In short, I would improvise – just as Petit improvised during the planning and execution of his walk between the Twin Towers.

So, on May 26, just hours after posting the Alnylam article, I participated in a half-hour interview on the Clear Channel radio network. I explained the symptoms of HD and my family’s struggle with the disease, including my exit from the HD closet. (Click here for more on the program and to listen to the podcast.)

So far, I have received feedback on the interview only from people in the HD community. But I am preparing myself for eventual questions and comments by others, including people at work, where only one trusted friend knows about my situation.

‘HD doesn’t have me’

As another good friend observed as we discussed HD and professional commitments, a very fine line exists between passion and obsession. Indeed, because of that fine line, it’s very easy to fall off the tightrope.

This same friend pointed out that I must avoid letting my quest for the cure compromise my health. “You can’t let the ‘cure’ kill you,” he said.

I later remembered how, in a similar situation, some Huntington’s disease caregivers become burned out or even die before their loved ones because they fail to rest or seek enjoyment.
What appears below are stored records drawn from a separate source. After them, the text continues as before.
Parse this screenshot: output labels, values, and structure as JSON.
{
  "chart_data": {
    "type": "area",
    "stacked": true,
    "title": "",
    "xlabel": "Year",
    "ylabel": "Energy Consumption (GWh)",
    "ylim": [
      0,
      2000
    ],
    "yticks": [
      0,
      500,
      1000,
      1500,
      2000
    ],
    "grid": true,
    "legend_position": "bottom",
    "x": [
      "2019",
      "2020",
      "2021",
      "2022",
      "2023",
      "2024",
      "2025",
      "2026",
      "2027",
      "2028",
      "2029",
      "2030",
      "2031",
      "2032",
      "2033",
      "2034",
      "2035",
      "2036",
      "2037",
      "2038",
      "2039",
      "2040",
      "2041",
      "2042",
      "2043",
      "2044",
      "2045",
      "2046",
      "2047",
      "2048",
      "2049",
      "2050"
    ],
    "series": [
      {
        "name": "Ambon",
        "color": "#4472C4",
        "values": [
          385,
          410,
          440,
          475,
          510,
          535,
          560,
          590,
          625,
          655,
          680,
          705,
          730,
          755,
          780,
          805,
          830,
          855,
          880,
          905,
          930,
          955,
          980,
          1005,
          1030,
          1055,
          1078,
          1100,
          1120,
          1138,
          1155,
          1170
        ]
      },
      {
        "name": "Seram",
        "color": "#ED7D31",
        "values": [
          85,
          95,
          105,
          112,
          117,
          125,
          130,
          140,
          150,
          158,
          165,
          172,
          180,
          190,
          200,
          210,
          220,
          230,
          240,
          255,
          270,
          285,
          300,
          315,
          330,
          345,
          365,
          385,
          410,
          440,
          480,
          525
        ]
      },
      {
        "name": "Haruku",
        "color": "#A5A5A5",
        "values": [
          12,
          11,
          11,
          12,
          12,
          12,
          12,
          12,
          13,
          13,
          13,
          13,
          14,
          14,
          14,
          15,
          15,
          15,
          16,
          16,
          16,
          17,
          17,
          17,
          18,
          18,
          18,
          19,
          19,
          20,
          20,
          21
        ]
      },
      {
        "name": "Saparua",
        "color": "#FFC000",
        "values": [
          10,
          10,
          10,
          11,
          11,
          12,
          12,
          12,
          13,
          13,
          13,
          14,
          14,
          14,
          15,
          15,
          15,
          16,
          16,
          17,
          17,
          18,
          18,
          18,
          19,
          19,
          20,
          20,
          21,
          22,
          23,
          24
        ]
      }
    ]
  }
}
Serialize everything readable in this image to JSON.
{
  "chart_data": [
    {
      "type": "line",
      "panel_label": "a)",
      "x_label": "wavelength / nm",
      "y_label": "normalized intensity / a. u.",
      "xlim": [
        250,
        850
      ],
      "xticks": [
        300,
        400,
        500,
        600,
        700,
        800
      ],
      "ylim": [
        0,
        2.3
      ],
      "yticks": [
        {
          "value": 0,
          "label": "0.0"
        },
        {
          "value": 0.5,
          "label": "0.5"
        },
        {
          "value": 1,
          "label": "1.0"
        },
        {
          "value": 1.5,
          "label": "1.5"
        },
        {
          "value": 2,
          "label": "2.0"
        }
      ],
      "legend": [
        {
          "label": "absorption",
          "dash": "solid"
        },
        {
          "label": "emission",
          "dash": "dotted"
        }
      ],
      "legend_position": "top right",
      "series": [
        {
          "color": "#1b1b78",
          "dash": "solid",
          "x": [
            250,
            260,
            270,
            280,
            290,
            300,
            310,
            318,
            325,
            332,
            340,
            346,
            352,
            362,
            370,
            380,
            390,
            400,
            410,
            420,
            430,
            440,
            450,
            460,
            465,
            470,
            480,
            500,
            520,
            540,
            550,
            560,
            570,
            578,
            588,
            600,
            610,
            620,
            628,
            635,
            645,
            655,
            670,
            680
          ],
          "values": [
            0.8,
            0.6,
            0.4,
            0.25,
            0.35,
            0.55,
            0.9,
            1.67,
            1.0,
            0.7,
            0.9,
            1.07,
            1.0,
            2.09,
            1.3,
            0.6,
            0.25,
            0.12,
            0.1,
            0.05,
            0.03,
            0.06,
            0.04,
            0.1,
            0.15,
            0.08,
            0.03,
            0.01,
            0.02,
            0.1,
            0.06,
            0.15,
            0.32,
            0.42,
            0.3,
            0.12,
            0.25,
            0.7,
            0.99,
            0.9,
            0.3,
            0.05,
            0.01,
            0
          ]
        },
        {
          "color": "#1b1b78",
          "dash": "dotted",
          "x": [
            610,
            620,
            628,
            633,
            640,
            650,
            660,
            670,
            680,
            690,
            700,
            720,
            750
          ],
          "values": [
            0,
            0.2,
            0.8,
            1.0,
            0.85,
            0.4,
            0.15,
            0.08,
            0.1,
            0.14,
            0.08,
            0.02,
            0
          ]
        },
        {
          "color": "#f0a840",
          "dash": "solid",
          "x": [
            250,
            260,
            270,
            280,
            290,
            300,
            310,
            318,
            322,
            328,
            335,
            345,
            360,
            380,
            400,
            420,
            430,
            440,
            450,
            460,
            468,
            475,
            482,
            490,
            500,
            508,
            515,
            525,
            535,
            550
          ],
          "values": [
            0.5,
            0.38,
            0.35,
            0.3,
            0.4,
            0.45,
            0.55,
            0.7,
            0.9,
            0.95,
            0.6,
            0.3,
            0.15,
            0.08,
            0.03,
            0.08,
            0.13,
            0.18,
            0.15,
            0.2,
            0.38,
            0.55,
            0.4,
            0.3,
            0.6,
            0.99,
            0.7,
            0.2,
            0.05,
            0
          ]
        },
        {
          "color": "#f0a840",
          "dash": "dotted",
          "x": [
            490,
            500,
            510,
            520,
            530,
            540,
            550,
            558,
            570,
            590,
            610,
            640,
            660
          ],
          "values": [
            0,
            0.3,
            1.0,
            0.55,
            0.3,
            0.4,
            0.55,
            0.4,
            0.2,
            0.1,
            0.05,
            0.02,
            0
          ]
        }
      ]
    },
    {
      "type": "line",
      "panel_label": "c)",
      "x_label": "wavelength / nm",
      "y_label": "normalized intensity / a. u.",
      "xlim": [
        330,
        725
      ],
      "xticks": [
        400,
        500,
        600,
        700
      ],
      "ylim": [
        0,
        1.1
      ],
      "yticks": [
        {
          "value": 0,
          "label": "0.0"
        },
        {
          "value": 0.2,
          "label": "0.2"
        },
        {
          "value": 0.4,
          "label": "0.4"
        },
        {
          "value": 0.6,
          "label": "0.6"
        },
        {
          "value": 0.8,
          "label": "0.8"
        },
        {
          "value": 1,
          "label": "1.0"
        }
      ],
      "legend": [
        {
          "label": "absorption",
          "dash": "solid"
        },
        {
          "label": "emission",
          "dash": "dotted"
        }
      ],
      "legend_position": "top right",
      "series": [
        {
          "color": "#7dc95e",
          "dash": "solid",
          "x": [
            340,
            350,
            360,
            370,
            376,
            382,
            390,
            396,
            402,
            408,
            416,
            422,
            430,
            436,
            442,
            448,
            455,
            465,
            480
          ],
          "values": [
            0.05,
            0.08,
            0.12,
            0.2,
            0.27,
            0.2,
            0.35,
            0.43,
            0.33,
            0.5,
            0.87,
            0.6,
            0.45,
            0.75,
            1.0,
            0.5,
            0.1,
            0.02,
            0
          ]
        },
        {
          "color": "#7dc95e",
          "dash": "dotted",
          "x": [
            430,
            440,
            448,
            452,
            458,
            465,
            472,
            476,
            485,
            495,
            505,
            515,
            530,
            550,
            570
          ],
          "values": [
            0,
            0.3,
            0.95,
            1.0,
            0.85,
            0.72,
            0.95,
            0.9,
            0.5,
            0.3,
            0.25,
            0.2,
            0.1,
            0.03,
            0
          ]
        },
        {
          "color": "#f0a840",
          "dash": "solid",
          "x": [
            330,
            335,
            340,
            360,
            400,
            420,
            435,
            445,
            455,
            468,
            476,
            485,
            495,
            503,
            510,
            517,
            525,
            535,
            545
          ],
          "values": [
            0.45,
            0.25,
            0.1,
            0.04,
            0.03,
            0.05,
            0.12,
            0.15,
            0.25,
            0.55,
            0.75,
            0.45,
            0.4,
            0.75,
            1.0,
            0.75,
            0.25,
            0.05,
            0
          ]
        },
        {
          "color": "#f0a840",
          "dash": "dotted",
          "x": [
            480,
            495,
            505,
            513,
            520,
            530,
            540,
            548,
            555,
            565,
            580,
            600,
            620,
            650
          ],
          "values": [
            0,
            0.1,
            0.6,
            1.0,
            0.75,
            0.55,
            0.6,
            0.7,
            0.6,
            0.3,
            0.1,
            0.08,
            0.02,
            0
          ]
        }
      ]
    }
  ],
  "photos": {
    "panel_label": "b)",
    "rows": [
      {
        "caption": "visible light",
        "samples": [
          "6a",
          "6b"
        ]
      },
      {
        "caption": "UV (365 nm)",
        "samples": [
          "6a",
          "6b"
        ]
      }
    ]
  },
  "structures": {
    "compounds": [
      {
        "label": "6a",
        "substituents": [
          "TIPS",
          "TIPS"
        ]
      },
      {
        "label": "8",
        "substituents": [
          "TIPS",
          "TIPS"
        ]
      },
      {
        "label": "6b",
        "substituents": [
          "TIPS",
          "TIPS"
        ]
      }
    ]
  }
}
As I walk the Huntington’s high wire, I am reminded of the sage phrase repeated by a number of HD people I’ve had contact with in recent years: “I have HD – but HD doesn’t have me!”

HD indeed had me for a while following my Alnylam trip and the radio interview.

But I won back control over the Memorial Day weekend. As we shopped with our daughter for items for a barbecue we were hosting for friends, my wife smiled and put her arm around me lovingly.

HD no longer had me. I was back in the fold.